Intéressante idée que celle de l'auteur hongrois Dezsö Kosztolányi (1885-1936) d'écrire une courte nouvelle (7 pages) sur un homme atteint à un tel point du virus de la cleptomanie qu'il ne peut s'empêcher de dérober subrepticement objets et sommes d'argent dans la traduction hongroise du roman policier anglais qu'il est en train de traduire : un certain nombre de fenêtres ou de lustres disparaissent de la version originale à la version traduite, tout comme les livres sterling données par un personnage à un autre, soit cent cinquante au lieu de mille cinq cents... Et son ultime ami de faire, lors de la relecture imposée par l'éditeur, le bilan de ses forfaits traducto-littéraires : « Où les avait-il mis, ces biens mobiliers et immobiliers, qui n'existaient tout de même que sur le papier, dans l'empire de l'imagination, et quel était son but en les volant ? »

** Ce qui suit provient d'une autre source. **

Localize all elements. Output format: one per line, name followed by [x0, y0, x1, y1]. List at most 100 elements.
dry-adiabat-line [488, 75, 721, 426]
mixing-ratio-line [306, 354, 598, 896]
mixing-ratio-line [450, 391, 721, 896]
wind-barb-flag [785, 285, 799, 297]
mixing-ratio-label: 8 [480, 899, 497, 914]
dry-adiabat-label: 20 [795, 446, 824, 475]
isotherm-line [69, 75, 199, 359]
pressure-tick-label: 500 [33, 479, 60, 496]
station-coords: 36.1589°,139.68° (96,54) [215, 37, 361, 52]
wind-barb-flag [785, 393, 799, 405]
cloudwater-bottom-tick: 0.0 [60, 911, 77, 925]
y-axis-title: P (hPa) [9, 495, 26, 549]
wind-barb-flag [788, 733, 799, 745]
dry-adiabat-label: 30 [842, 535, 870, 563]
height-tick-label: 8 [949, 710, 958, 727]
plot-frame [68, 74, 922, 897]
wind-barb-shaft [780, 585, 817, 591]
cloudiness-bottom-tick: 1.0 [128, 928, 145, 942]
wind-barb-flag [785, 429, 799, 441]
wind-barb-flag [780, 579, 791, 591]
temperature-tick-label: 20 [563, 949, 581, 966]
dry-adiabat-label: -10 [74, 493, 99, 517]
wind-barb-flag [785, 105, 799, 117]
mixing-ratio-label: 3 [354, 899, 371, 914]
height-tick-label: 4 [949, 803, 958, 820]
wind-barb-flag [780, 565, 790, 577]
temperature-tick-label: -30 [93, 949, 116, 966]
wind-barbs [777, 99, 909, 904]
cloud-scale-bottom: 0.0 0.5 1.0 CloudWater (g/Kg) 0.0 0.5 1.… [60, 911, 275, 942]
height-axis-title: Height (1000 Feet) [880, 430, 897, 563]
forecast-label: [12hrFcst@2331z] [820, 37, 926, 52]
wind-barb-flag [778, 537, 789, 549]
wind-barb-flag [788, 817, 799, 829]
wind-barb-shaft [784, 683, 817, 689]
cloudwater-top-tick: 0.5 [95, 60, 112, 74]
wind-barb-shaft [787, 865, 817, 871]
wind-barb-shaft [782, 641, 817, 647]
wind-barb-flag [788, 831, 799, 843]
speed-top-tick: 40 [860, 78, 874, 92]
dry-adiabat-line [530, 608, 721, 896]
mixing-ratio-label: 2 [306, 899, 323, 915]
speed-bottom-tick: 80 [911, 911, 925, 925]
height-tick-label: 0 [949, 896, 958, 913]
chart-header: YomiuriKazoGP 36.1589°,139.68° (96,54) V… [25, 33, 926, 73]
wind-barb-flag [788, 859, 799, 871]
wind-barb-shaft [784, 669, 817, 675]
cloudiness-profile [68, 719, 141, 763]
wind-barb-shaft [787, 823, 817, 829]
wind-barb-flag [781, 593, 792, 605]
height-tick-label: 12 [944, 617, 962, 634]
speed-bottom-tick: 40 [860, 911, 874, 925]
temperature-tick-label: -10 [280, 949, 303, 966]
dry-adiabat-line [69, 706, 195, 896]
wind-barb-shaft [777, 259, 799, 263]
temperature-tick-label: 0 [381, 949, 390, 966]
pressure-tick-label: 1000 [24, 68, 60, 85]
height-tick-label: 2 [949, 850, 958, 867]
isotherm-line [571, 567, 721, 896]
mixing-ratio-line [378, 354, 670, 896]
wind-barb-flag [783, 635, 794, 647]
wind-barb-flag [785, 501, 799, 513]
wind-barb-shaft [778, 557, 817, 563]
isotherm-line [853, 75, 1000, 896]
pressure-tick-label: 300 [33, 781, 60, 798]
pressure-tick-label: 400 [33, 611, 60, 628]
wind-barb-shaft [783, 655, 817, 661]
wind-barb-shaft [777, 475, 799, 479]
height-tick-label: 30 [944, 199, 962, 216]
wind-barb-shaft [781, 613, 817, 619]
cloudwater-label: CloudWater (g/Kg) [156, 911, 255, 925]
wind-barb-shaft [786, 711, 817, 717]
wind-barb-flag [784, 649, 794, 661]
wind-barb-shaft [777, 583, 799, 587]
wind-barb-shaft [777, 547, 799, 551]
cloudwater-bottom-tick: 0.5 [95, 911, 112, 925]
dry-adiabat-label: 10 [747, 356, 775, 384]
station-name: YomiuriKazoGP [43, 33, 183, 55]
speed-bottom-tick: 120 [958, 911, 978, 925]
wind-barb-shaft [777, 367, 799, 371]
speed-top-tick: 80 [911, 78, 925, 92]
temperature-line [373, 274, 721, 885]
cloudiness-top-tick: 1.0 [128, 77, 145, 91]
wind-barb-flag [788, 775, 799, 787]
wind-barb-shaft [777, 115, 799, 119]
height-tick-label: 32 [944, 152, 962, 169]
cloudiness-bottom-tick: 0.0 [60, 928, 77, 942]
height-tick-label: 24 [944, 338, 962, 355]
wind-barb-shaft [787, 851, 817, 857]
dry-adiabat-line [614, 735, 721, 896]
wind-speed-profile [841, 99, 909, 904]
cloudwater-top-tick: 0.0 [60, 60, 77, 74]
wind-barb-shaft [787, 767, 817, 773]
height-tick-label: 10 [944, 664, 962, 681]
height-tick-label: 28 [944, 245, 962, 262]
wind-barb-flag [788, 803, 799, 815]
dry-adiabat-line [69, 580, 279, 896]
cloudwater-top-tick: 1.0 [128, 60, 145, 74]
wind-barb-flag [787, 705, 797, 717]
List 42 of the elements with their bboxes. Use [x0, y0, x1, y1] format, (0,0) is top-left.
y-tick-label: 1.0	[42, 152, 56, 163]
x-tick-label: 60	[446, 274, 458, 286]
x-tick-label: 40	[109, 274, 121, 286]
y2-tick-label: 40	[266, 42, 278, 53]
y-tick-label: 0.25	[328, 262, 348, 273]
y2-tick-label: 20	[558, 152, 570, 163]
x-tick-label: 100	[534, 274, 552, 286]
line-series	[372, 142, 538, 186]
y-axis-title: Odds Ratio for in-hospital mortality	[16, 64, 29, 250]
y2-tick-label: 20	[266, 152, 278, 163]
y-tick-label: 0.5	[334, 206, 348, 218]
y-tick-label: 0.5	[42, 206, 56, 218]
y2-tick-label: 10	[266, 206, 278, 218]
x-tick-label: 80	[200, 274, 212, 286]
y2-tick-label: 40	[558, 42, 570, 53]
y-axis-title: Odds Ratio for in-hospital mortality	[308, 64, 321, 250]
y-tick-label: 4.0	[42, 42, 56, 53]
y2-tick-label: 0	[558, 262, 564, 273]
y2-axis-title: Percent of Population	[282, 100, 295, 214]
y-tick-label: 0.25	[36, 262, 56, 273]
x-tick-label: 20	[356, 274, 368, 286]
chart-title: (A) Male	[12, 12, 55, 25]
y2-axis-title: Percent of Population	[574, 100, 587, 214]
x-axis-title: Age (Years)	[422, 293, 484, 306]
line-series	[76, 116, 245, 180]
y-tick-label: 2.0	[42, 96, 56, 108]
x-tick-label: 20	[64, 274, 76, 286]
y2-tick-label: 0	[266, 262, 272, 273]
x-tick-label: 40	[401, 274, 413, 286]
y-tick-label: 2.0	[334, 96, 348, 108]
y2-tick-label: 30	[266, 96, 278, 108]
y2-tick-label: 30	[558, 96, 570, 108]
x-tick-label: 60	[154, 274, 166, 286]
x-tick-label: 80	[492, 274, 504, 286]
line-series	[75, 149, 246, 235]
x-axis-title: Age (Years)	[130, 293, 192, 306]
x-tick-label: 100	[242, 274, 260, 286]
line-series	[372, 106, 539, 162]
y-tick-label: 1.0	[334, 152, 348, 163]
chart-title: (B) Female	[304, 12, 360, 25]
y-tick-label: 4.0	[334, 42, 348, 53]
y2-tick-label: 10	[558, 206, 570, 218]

Tel est le thème du Traducteur cleptomane (traduit par Ádám Péter et Maurice Regnaut, éd. Viviane Hamy, 1994, pp. 11-17). Au-delà du plaisir qu'on prend à lire cette nouvelle surprenante et originale, on ne peut s'empêcher de penser au travail somme toute très personnel du traducteur, parfois tenté de corriger les maladresses et les incohérences qu'il trouve dans le texte original, hésitant sur le degré d'élégance de la langue cible (parfois imposé par son éditeur), optant parmi les choix de traduction d'un mot ou d'une expression pour celui qui représente le plus sa vision d'un personnage ou d'une situation, et plus encore, ses sentiments à leur égard. De ce point de vue, tout traducteur peut se voir reprocher d'être, sinon cleptomane, du moins indifèle au texte original. Tel est le défi du traducteur : traduire sans trahir ! (Solange Cruveillé)
1 commentaire:
Une perquisition chez Ádám Péter et Maurice Regnaut s'impose : sept pages seulement pour traduire une nouvelle ? C'est louche ! (P.K.)